Война в Европе шла «по плану». То есть по плану немецкой армии, и тридцать первого мая германские войска прошли торжественным парадом по улицам Парижа. А второго июня, когда в Москву были доставлены газеты с фотографиями торжества, Иосиф Виссарионович снова вызвал к себе Веру:

– Вера Андреевна, нам очень нужна от вас весьма специфическая помощь.

– Схимичить что-то специфическое?

– Нет, – усмехнулся Иосиф Виссарионович, – химичить ничего… специфического не нужно. Нам, Советскому Союзу нужна вся мощь твоего острого язычка, твоя способность успешно торговаться со скандинавами.

– У нас сейчас просто нечего больше предложить Марте.

– Зато у нас есть что предложить Густаву… и Хокону. Вот только товарищ Коллонтай для таких предложений подходит… не очень, ее Густав персонально очень не любит.

– А меня прям вот обожает!

– Не думаю, но к тебе он относится… с должным уважением, поэтому сказанное тобой он выслушает.
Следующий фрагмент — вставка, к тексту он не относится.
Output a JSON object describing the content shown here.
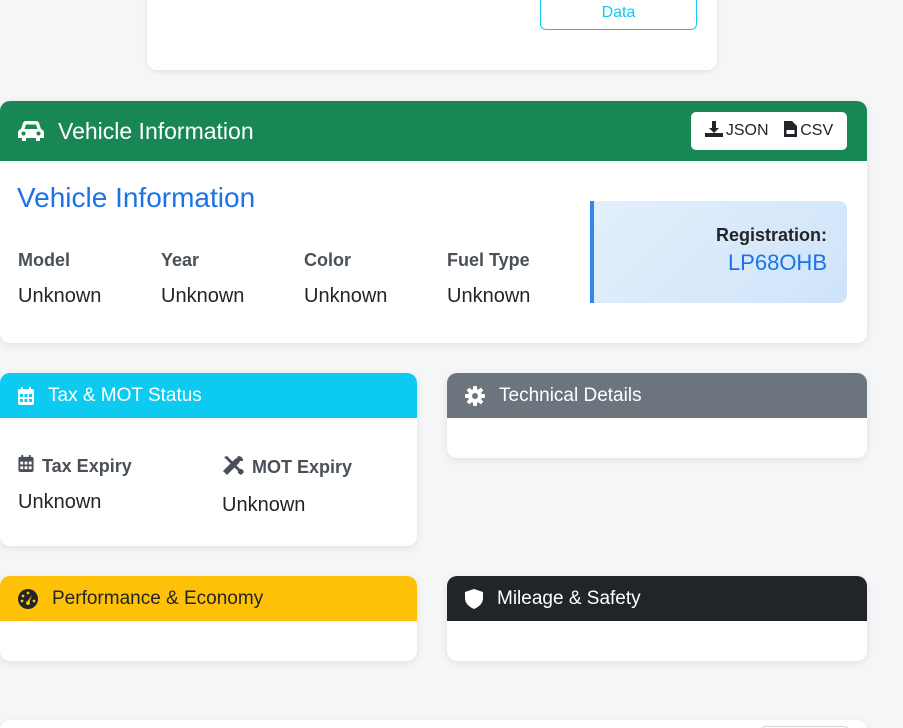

И не просто выслушает, но и обдумает, а затем примет какое-то решение. Я все понимаю, точнее, понимаю все возможные риски – но мы пришли к выводу, что положиться мы можем сейчас только на тебя. То есть, пойми меня правильно, мы бы и без тебя скорее всего справились бы со стоящей перед нами задачей, но с тобой эту задачу можно решить гораздо быстрее – а время сейчас работает против нас.

– Ну конечно, как же без меня решать мировые проблемы!

– Вот именно этого мы от тебя и ждем. Решения мировых проблем путем ворочанья именно твоим острым язычком. И заметь: мы вовсе не уверены, что у тебя хоть что-то получится, но если получится…

– Раз вы не оставляете мне выбора, то слушаю…

Спустя полчаса Вера, внимательно выслушав Иосифа Виссарионовича, откинулась на стуле:

– Он мне не поверит, ни единому моему слову не поверит.

– То есть ты считаешь, что разговаривать с Густавом смысла нет?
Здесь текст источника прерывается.